Худенькая молодая женщина в красном платье привлекла внимание Пьера, и у него родилась мысль. Нужно предложить какой-нибудь шлюхе деньги, пусть заберет ребенка и подложит к статуе. Никто из гулящих девиц его не узнает, значит, и ребенок останется неопознанным.
Он совсем уже собрался обратиться к женщине в красном платье, когда, к своему ужасу, услышал из-за спины знакомый голос:
– Пьер, милый мой, как поживаешь?
Это был его университетский наставник.
– Отец Муано! – пролепетал Пьер.
Вот незадача! Если младенец заплачет, придется во всем сознаваться.
Красное, мясистое лицо священника лучилось улыбкой.
– Рад тебя видеть. Слыхал, ты образумился и завел семью.
– Ну да, – промямлил Пьер, изнемогая от дурных предчувствий. – Прошу прощения, святой отец, но мне сейчас некогда. Вынужден вас оставить.
Муано явно задела эта отповедь.
– Конечно, сын мой, негоже откладывать дела из-за пустых разговоров.
Пьеру отчаянно хотелось исповедаться священнику в своих бедах, но еще сильнее было желание унести ноги – и младенца – из собора.
– Извините, святой отец, – повторил он. – Я навещу вас в ближайшее время, если позволите.
– Заходи, как будет время, – язвительно пригласил Муано.
– Обязательно. Всего хорошего!
Муано молча отвернулся, показывая, что обижен.
Пьер устремился вдоль нефа к выходу. Жаль, очень жаль, что пришлось обидеть Муано, единственного человека, с которым он мог бы поделиться одолевавшими его заботами. У Пьера были хозяева и были слуги, но друзьями он как-то не обзавелся – не считая Муано. А теперь сам оттолкнул своего единственного друга.
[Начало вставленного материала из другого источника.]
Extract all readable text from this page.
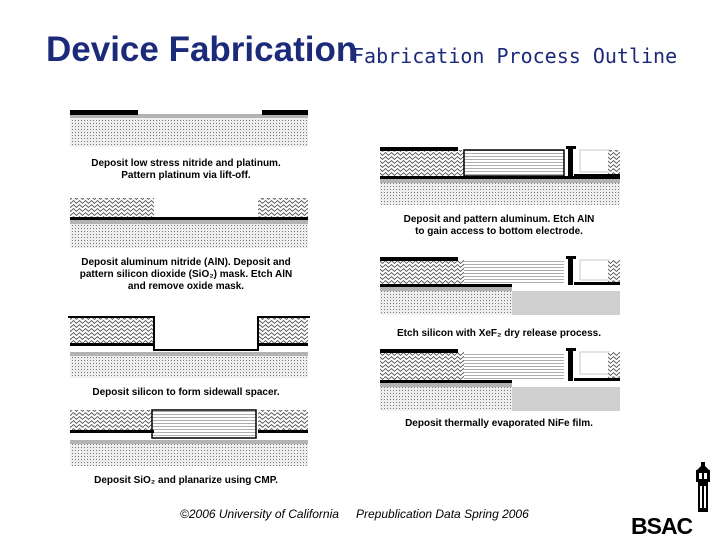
Device Fabrication
Fabrication Process Outline
Deposit low stress nitride and platinum.
Pattern platinum via lift-off.
Deposit aluminum nitride (AlN). Deposit and
pattern silicon dioxide (SiO₂) mask. Etch AlN
and remove oxide mask.
Deposit silicon to form sidewall spacer.
Deposit SiO₂ and planarize using CMP.
Deposit and pattern aluminum. Etch AlN
to gain access to bottom electrode.
Etch silicon with XeF₂ dry release process.
Deposit thermally evaporated NiFe film.
©2006 University of California Prepublication Data Spring 2006	BSAC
Постаравшись выбросить встречу с Муано из головы, Пьер двинулся по мосту в обратном направлении. Надо было выкинуть младенца в реку, и все дела. Правда, его бы заметили. И никакой отец Муано не смог бы убедить в том, что этакое убийство устроилось по воле Господа. Грехи, совершенные ради высоких целей, обыкновенно отпускались, но всему есть предел.
Что ж, если не получилось оставить ребенка в соборе, нужно отнести его к монашкам. Пьер знал женский монастырь, при котором имелся сиротский приют; этот монастырь располагался на оживленной восточной окраине Парижа, неподалеку от семейного особняка де Гизов. Он свернул в ту сторону. Следовало, пожалуй, поступить так с самого начала, идти в собор было ошибкой.
Монастырь, который Пьер имел в виду, именовался монастырем Святого Семейства. При нем имелся не только сиротский приют, но и школа для девочек и маленьких мальчиков. Подходя ближе, Пьер различил звонкие детские голоса. По ступеням крыльца он поднялся к высокой резной двери, открыл ее и вошел в холодную и тихую залу с каменным полом.
Пьер вынул младенца из-под плаща. Ребенок еще дышал и, не открывая глаз, сучил перед собой крохотными ручонками, будто пытаясь пососать собственный палец.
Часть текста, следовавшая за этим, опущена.